Infilare nelle recensioni dei dischi osservazioni da bollettini meteo e sentimentalismi da National Geographic non è proprio il massimo, siamo d'accordo. Descrivere in maniera efficace questo lavoro di Banjo Or Freakout senza scomodare immagini di ghiacci trasparenti e bianchissime luci accecanti però, è pressappoco impossibile.
Allora partiamo così: dai primi arpeggi di "105", proprio nel momento in cui delle gocce stanno cominciando a sciogliersi e a ticchettare nel tuo orecchio. O ancora nel punto in cui si apre "Go Ahead" e dei riflessi di note ti fanno chiudere gli occhi dalla troppa luce. E' una compostezza alpina, quella che affascina con un pop laconico e si fa sfuggevole perché affogata nei riverberi e negli echi. Pareti di suono che scivola liscio e addosso non ti lascia nulla, se non la meraviglia di essere passato attraverso una cascata di note, ed esserne uscito completamente asciutto.

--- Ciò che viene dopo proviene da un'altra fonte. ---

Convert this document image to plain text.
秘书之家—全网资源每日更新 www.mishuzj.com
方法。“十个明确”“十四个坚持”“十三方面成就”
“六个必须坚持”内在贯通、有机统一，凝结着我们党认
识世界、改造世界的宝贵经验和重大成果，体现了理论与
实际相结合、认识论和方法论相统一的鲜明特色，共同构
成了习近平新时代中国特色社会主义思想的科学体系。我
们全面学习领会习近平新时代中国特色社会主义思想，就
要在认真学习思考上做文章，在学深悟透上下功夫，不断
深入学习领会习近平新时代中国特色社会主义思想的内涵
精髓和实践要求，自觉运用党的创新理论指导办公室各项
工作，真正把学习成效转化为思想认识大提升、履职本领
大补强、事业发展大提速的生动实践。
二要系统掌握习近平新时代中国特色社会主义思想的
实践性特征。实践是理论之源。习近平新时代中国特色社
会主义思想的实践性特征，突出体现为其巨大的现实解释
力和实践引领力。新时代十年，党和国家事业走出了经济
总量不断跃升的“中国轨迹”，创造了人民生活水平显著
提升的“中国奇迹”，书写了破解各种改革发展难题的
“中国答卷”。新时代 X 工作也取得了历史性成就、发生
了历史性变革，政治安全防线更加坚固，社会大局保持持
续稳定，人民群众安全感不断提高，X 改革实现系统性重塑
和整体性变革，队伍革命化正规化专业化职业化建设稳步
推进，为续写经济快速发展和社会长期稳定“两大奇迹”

Per chi conosce Alessio Natalizia dai suoi primi passi come solista, la novità è tutta qui: niente più elettronica impastata ed oscura, ma un pop a bassa fedeltà acquoso e distillato, canzoni che stanno in piedi da sole e che usano la testa dell'ascoltatore come cassa di risonanza e generatore infinito di immagini (un po' come fa Bradford Cox nell'ultimo disco dei Deerhunter, quando prende la Motown e la risucchia velocemente fino a comprimerla nel suono dei fine duemila). Per tutti gli altri, invece, c'è un disco che ha in dote dei ritornelli messi lì a girare in testa come una giostra, assieme ad un'elettronica discreta ed in sordina, punteggiata da un falsetto timido che quasi accenna le parole, le snocciola arpeggiate e si tira subito via. Un nascondino di sensazioni che può tediare o al contrario divertire: scegliete voi.